Calhoun stopped the car. He looked at Murgatroyd. Murgatroyd was completely himself. He looked inquiringly at Calhoun. Calhoun nodded to him, but he spoke—with some difficulty—to Allison.

"We'll see—if this thing—builds up. You know that it's the Texia—trick. A ground—induction unit set up—here. It drove people—like cattle. Now we've—run into it. It's holding people—like cattle."

He panted. His chest-muscles contracted with the rest, so that his breathing was interfered with. But Murgatroyd, who'd been made uneasy and uncomfortable before Calhoun noticed anything wrong, was now bright and frisky. Medication had desensitized his muscles to outside stimuli. He would be able to take a considerable electric shock without responding to it. But he could be killed by one that was strong enough.

A savage anger filled Calhoun. Everything fitted together. Allison had put his hand convenient to his blaster when Calhoun mentioned Texia. It meant that Calhoun suspected what Allison knew to be true. A cattle-fence unit had been set up on Maya, and it was holding—like cattle—the people it had previously driven like cattle. Calhoun could even deduce with some precision exactly what had been done. The first experience of Maya with the cattle-fence would have been with a very mild version of it. It would have been low-power and cause just enough uneasiness to be noticed. It would have been moved from west to east, slowly, and it would have reached a certain spot and there faded out. And it would have been a mystery and an uncomfortable thing, and nobody would understand it on Maya. In a week it would almost be forgotten. But then there'd come a stronger disturbance. And it would travel like the first one; down the length of the peninsula on which the colony lay, but stopping at the same spot as before, and then fading away to nothingness. And this also would have seemed mysterious but nobody would suspect humans of causing it. There'd be theorizing and much questioning, but it would be considered an unfamiliar natural event.

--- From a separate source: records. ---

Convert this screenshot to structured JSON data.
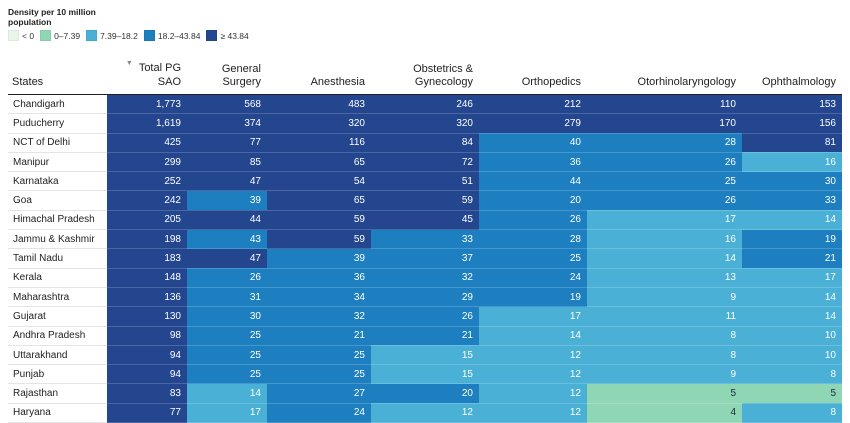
{
  "legend": {
    "title": "Density per 10 million population",
    "items": [
      {
        "label": "< 0",
        "color": "#e8f6e9"
      },
      {
        "label": "0–7.39",
        "color": "#8fd6b5"
      },
      {
        "label": "7.39–18.2",
        "color": "#4bb0d6"
      },
      {
        "label": "18.2–43.84",
        "color": "#1d7fc0"
      },
      {
        "label": "≥ 43.84",
        "color": "#23468f"
      }
    ]
  },
  "colors": {
    "c0": "#e8f6e9",
    "c1": "#8fd6b5",
    "c2": "#4bb0d6",
    "c3": "#1d7fc0",
    "c4": "#23468f"
  },
  "chart_data": {
    "type": "table",
    "title": "",
    "sort_indicator": "▼",
    "columns": [
      "States",
      "Total PG SAO",
      "General Surgery",
      "Anesthesia",
      "Obstetrics & Gynecology",
      "Orthopedics",
      "Otorhinolaryngology",
      "Ophthalmology"
    ],
    "rows": [
      {
        "state": "Chandigarh",
        "values": [
          "1,773",
          "568",
          "483",
          "246",
          "212",
          "110",
          "153"
        ],
        "colors": [
          "c4",
          "c4",
          "c4",
          "c4",
          "c4",
          "c4",
          "c4"
        ]
      },
      {
        "state": "Puducherry",
        "values": [
          "1,619",
          "374",
          "320",
          "320",
          "279",
          "170",
          "156"
        ],
        "colors": [
          "c4",
          "c4",
          "c4",
          "c4",
          "c4",
          "c4",
          "c4"
        ]
      },
      {
        "state": "NCT of Delhi",
        "values": [
          "425",
          "77",
          "116",
          "84",
          "40",
          "28",
          "81"
        ],
        "colors": [
          "c4",
          "c4",
          "c4",
          "c4",
          "c3",
          "c3",
          "c4"
        ]
      },
      {
        "state": "Manipur",
        "values": [
          "299",
          "85",
          "65",
          "72",
          "36",
          "26",
          "16"
        ],
        "colors": [
          "c4",
          "c4",
          "c4",
          "c4",
          "c3",
          "c3",
          "c2"
        ]
      },
      {
        "state": "Karnataka",
        "values": [
          "252",
          "47",
          "54",
          "51",
          "44",
          "25",
          "30"
        ],
        "colors": [
          "c4",
          "c4",
          "c4",
          "c4",
          "c3",
          "c3",
          "c3"
        ]
      },
      {
        "state": "Goa",
        "values": [
          "242",
          "39",
          "65",
          "59",
          "20",
          "26",
          "33"
        ],
        "colors": [
          "c4",
          "c3",
          "c4",
          "c4",
          "c3",
          "c3",
          "c3"
        ]
      },
      {
        "state": "Himachal Pradesh",
        "values": [
          "205",
          "44",
          "59",
          "45",
          "26",
          "17",
          "14"
        ],
        "colors": [
          "c4",
          "c4",
          "c4",
          "c4",
          "c3",
          "c2",
          "c2"
        ]
      },
      {
        "state": "Jammu & Kashmir",
        "values": [
          "198",
          "43",
          "59",
          "33",
          "28",
          "16",
          "19"
        ],
        "colors": [
          "c4",
          "c3",
          "c4",
          "c3",
          "c3",
          "c2",
          "c3"
        ]
      },
      {
        "state": "Tamil Nadu",
        "values": [
          "183",
          "47",
          "39",
          "37",
          "25",
          "14",
          "21"
        ],
        "colors": [
          "c4",
          "c4",
          "c3",
          "c3",
          "c3",
          "c2",
          "c3"
        ]
      },
      {
        "state": "Kerala",
        "values": [
          "148",
          "26",
          "36",
          "32",
          "24",
          "13",
          "17"
        ],
        "colors": [
          "c4",
          "c3",
          "c3",
          "c3",
          "c3",
          "c2",
          "c2"
        ]
      },
      {
        "state": "Maharashtra",
        "values": [
          "136",
          "31",
          "34",
          "29",
          "19",
          "9",
          "14"
        ],
        "colors": [
          "c4",
          "c3",
          "c3",
          "c3",
          "c3",
          "c2",
          "c2"
        ]
      },
      {
        "state": "Gujarat",
        "values": [
          "130",
          "30",
          "32",
          "26",
          "17",
          "11",
          "14"
        ],
        "colors": [
          "c4",
          "c3",
          "c3",
          "c3",
          "c2",
          "c2",
          "c2"
        ]
      },
      {
        "state": "Andhra Pradesh",
        "values": [
          "98",
          "25",
          "21",
          "21",
          "14",
          "8",
          "10"
        ],
        "colors": [
          "c4",
          "c3",
          "c3",
          "c3",
          "c2",
          "c2",
          "c2"
        ]
      },
      {
        "state": "Uttarakhand",
        "values": [
          "94",
          "25",
          "25",
          "15",
          "12",
          "8",
          "10"
        ],
        "colors": [
          "c4",
          "c3",
          "c3",
          "c2",
          "c2",
          "c2",
          "c2"
        ]
      },
      {
        "state": "Punjab",
        "values": [
          "94",
          "25",
          "25",
          "15",
          "12",
          "9",
          "8"
        ],
        "colors": [
          "c4",
          "c3",
          "c3",
          "c2",
          "c2",
          "c2",
          "c2"
        ]
      },
      {
        "state": "Rajasthan",
        "values": [
          "83",
          "14",
          "27",
          "20",
          "12",
          "5",
          "5"
        ],
        "colors": [
          "c4",
          "c2",
          "c3",
          "c3",
          "c2",
          "c1",
          "c1"
        ]
      },
      {
        "state": "Haryana",
        "values": [
          "77",
          "17",
          "24",
          "12",
          "12",
          "4",
          "8"
        ],
        "colors": [
          "c4",
          "c2",
          "c3",
          "c2",
          "c2",
          "c1",
          "c2"
        ]
      }
    ]
  }
}
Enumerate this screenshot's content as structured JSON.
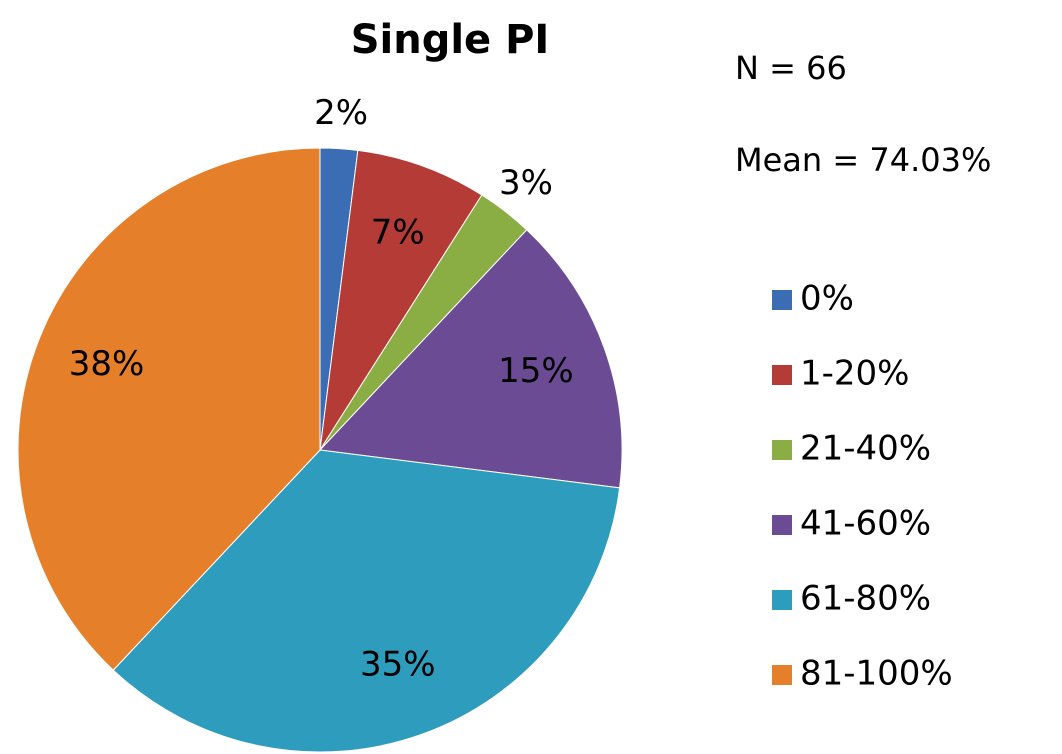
{
  "chart_data": {
    "type": "pie",
    "title": "Single PI",
    "annotations": [
      "N = 66",
      "Mean = 74.03%"
    ],
    "categories": [
      "0%",
      "1-20%",
      "21-40%",
      "41-60%",
      "61-80%",
      "81-100%"
    ],
    "values": [
      2,
      7,
      3,
      15,
      35,
      38
    ],
    "value_labels": [
      "2%",
      "7%",
      "3%",
      "15%",
      "35%",
      "38%"
    ],
    "colors": [
      "#3a6db4",
      "#b53b37",
      "#8aae43",
      "#6a4b94",
      "#2e9dbd",
      "#e67f2a"
    ],
    "legend": "right"
  }
}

Probably the third use of the cattle-fence would be most disturbing. This time it would be acutely painful. But it would move into the cities and through them and past them—and it would go down the peninsula to where it had stopped and faded on two previous occasions. And the people of Maya would be disturbed and scared. But they considered that they knew it began to the westward of Maya City, and moved toward the east at such-and-such a speed, and it went so far and no farther. And they would organize themselves to apply this carefully-worked-out information. And it would not occur to any of them that they had learned how to be driven like cattle.